Nettement plus remonté, le ministre jurassien de la Santé Jacques Gerber ne s’étend pas sur les chiffres. «Ce sont des moyennes de moyennes qui ne veulent rien dire. Comment expliquer que dans le Jura, les augmentations de primes vont de 1 à 18% selon les caisses», s’emporte le ministre PLR. Pour lui, le nœud du problème se situe dans le système de santé suisse lui-même. «On peut le comparer à un centre commercial où le client peut se servir autant qu’il veut après avoir payé un droit d’entrée, et où les prestataires ont tout intérêt à écouler un maximum de marchandises, même si elles sont superflues. Cela fait exploser les coûts, les gens ne peuvent plus payer et il faut les aider avec de l’argent public. Ce n’est pas possible de continuer comme ça, on court à la catastrophe.»

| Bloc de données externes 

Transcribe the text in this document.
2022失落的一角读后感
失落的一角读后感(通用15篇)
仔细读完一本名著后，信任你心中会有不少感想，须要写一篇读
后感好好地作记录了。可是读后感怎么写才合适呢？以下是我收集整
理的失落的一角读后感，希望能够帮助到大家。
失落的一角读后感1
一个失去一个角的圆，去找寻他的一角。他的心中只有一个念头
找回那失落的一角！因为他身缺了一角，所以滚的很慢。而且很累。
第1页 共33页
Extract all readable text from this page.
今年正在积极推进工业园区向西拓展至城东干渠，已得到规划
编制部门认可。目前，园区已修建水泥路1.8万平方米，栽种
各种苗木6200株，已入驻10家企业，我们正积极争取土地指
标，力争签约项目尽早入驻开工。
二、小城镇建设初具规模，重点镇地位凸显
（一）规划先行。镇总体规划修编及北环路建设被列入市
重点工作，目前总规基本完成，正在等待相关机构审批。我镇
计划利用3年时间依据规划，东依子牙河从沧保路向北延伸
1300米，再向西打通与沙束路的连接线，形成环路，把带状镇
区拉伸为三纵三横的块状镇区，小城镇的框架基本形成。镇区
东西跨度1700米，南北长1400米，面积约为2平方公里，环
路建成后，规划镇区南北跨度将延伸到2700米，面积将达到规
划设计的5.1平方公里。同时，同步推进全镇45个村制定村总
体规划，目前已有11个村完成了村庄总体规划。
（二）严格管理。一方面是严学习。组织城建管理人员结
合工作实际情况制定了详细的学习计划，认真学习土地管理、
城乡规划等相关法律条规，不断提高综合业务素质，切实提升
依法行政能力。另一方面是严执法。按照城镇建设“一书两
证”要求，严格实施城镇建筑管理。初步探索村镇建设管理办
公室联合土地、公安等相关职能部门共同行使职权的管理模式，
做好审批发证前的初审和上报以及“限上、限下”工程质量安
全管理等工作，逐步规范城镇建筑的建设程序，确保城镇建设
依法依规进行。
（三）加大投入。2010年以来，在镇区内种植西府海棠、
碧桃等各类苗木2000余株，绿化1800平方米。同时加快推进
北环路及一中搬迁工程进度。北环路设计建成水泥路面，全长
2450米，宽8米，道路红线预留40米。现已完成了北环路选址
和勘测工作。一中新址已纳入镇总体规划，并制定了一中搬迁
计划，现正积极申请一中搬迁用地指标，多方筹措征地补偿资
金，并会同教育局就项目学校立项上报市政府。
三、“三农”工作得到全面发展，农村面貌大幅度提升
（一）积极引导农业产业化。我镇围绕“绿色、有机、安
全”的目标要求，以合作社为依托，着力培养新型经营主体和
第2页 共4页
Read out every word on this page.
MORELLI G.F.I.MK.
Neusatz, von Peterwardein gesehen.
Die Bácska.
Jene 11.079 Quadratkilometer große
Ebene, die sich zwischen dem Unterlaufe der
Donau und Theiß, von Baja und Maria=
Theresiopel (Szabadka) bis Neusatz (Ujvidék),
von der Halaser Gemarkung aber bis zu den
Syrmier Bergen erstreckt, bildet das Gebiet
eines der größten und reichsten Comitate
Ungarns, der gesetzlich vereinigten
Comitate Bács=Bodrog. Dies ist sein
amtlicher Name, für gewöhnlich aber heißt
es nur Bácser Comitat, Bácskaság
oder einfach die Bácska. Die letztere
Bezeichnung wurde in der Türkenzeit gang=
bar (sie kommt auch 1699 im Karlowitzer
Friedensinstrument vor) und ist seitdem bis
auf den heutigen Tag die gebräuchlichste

Alors que faire? «Très honnêtement, je ne sais plus. Depuis des années, je propose à la Confédération de mener des projets pilotes dans le Jura pour réduire les coûts de la santé, mais je ne vois rien venir.» Selon Jacques Gerber, ce sont surtout les Chambres fédérales qui doivent assumer leurs responsabilités: «Elles sont gangrenées par les lobbys, que ce soit des caisses maladies, des hôpitaux, des médecins, des pharmaciens, des patients. Chacun milite pour ses propres intérêts et personne ne fait attention à la globalité du système. Il est urgent que le politique, au sens noble du terme, reprenne le contrôle pour ensuite redéfinir l’essence même de l’assurance maladie et son fonctionnement.»

A Neuchâtel comme dans le Jura, les conseillers d’Etat espèrent que le contexte de crise actuelle donnera un coup d’accélérateur à des discussions qui, si elles s’annoncent compliquées, s’avèrent plus que jamais nécessaires.